Magnarelli: Assembly Passes Bill to Provide More Public Oversight of State Contracts
It’s time to bring openness and transparency to the state’s shadowy world of government contracts. Taxpayers expect that their state government will be responsive and accountable to them. In an effort to keep a better eye on how tax dollars are being spent, the Assembly passed legislation I supported which will provide greater public disclosure and review of state government contracts with private consulting services (A.9421).
This legislation would:
- require an annual report by the Department of Civil Service to reveal the number of employees hired contractually to perform services for state agencies;
- expand the types of contracts for consulting services that are required to be reported and to include information about the number of employees hired under those contracts; and
- call for more reporting and public disclosure of information for other contract services.
State agencies contract out consulting services involving millions of dollars of public funds each year. Currently, these contracts are subject to little public disclosure or oversight. Since the governor took office the state has awarded over 10,000 separate consultant contracts totaling at least $6 billion between 1995 and 2004, according to the New York State Comptroller’s Office.

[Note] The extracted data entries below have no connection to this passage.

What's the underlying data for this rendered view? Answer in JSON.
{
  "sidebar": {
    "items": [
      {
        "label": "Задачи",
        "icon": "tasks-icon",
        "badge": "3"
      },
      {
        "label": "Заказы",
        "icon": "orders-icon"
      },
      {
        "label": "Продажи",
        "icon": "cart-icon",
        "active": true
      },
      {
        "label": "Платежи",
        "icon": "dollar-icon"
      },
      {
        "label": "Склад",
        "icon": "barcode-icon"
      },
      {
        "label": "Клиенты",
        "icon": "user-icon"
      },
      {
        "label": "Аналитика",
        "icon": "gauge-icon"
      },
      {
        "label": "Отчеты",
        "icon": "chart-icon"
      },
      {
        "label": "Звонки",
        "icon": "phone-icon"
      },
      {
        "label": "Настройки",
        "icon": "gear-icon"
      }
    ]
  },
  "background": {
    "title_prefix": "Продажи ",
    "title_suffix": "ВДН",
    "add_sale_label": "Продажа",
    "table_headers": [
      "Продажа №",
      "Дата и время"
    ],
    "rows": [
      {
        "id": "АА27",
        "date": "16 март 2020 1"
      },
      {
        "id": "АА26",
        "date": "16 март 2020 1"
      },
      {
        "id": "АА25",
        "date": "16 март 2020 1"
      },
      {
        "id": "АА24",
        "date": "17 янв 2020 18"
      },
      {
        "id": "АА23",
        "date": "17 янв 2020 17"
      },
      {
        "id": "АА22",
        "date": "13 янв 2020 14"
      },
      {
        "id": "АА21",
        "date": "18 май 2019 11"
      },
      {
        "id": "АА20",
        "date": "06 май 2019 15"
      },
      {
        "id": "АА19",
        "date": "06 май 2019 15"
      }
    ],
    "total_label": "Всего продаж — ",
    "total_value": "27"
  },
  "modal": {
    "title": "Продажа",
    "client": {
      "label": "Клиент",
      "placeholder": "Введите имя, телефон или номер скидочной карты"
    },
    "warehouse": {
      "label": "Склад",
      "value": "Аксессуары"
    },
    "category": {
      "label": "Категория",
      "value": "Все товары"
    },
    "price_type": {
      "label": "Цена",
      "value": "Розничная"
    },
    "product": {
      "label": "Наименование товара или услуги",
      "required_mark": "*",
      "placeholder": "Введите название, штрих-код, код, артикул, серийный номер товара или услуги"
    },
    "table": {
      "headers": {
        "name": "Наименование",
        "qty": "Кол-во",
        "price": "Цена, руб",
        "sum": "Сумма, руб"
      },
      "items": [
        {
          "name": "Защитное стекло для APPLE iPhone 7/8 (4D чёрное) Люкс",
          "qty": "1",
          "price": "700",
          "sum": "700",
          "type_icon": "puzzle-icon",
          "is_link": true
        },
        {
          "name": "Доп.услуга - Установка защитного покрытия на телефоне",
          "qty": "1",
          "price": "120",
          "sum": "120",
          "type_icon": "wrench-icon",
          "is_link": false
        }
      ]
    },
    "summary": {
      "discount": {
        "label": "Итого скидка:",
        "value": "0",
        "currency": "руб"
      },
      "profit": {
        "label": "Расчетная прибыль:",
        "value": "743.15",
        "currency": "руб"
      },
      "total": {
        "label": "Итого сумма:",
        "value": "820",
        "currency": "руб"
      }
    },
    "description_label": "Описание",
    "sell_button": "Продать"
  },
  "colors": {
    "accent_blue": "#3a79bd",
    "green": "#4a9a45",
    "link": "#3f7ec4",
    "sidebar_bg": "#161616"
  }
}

While the state’s workforce has lost more than 20,000 positions during the course of his tenure, the governor has increasingly sought to outsource those jobs previously done by the state’s professional civil service staff to expensive private contractors. In fact, it would be less expensive to hire state workers to do the same work in-house and New York taxpayers could save up to $500 million a year by stopping the practice of hiring certain consultants, according to a 2005 study by the Fiscal Policy Institute.
In 2005, the Assembly and the Senate passed the Disclosure and Accountability Bill (A.6542) – which also would have provided for greater public disclosure of state government contracts – but it was vetoed by the governor in October.
The Assembly has once again acted to reform state government and ensure that tax dollars are going to worthwhile endeavors. Now we need the Senate and governor to show some leadership and pass this legislation. It’s what New York’s taxpayers deserve.